East Turkistan
- Association: East Turkistan Football Association
- Confederation: CONIFA
- Head coach: Elshat Eslam
- Top scorer: Ihtiyar Yusupov (2)

First international
- East Turkestan 8–2 West Papua (The Hague, Netherlands; 19 October 2019)

Biggest win
- East Turkestan 8–2 West Papua (The Hague, Netherlands; 19 October 2019)

Biggest defeat
- Tamil Eelam 5–0 East Turkestan (Walton-on-Thames, England; 4 July 2025)

CONIFA Asian Football Cup
- Appearances: 1 (first in 2025)
- Best result: 2nd (2025)

= East Turkestan national football team =

Men's association football team

The East Turkestan national football team (competing as East Turkistan and formerly as Uyghur) is an association football team representing East Turkestan, a historically independent region corresponding to what is now Xinjiang, China. It is governed by the East Turkistan Football Association (ETFA), formed in 2019 by various Uyghur diaspora football leagues and clubs in North America and Europe.

East Turkestan is a member of the Confederation of Independent Football Associations (CONIFA), an international federation of non-FIFA-affiliated football teams. East Turkestan played its first international match against West Papua in 2019, winning 8–2.

== History ==
The first Uyghur football clubs among the diaspora were founded in the 2000s, the very first being the Virginia-based Uyghur United FC, which played its first international match in 2008 against another Uyghur team in Toronto, Canada.

The idea to create a football association for Uyghurs and other Turkic peoples from East Turkestan first emerged in 2014 after extensive discussions and collaboration between Uyghur diaspora football clubs in North America and Europe. The East Turkistan Football Association (ETFA) was subsequently formed in 2019 as an umbrella organization for various Uyghur diaspora football leagues and clubs. The ETFA's goal was to qualify an East Turkestan national team for the Confederation of Independent Football Associations (CONIFA), an international federation of football teams not affiliated with FIFA.
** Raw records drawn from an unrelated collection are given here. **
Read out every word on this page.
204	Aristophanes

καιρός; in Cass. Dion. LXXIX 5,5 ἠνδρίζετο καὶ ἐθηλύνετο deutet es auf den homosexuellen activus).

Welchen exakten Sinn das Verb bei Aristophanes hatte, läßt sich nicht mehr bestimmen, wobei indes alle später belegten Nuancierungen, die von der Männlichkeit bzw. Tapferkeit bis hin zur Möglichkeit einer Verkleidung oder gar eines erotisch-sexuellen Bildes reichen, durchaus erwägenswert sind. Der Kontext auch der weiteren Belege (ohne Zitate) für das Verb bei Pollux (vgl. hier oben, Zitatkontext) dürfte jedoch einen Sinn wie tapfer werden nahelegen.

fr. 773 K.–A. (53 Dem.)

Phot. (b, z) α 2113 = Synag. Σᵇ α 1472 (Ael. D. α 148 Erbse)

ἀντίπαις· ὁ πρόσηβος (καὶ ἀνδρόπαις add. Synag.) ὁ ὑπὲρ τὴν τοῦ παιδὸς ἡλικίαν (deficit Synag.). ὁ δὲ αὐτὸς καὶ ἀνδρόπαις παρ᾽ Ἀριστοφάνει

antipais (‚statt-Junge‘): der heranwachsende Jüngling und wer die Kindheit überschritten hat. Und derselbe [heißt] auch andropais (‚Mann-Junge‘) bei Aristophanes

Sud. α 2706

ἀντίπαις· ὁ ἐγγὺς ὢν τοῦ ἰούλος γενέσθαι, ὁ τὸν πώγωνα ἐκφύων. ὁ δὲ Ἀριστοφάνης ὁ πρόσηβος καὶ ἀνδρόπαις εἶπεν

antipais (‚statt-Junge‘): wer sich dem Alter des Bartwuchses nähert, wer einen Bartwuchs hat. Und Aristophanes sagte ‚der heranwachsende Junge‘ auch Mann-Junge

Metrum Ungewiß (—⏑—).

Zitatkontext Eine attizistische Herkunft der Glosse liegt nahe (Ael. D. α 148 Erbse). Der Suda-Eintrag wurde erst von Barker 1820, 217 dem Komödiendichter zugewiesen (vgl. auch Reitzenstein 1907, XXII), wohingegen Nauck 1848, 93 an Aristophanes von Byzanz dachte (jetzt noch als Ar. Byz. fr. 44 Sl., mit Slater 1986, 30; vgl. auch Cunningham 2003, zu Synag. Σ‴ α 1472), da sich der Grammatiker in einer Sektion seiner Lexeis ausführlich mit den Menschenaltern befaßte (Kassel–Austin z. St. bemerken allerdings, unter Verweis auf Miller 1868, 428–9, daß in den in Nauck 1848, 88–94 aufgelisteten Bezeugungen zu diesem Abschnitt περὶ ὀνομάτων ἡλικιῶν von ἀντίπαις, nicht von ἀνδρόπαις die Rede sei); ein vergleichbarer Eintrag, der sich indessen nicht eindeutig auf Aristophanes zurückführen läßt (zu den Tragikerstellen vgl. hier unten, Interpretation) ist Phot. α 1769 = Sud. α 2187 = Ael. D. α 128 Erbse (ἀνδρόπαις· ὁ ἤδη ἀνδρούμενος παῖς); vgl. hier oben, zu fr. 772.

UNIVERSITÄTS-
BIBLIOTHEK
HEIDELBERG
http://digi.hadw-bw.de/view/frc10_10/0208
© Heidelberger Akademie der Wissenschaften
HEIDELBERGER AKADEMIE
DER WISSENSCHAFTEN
East Turkestan played its first international match in The Hague on 19 October 2019, winning 8–2 against West Papua. Two months later, on 14 December 2019, East Turkestan played a qualification match for the 2020 CONIFA World Cup against Tamil Eelam in Cergy, France, that ended with a 0–3 loss. The team debuted in the CONIFA Asian Football Cup in 2025, held in Walton-on-Thames, England. East Turkestan competed in a three-team round-robin against Tamil Eelam and Tibet.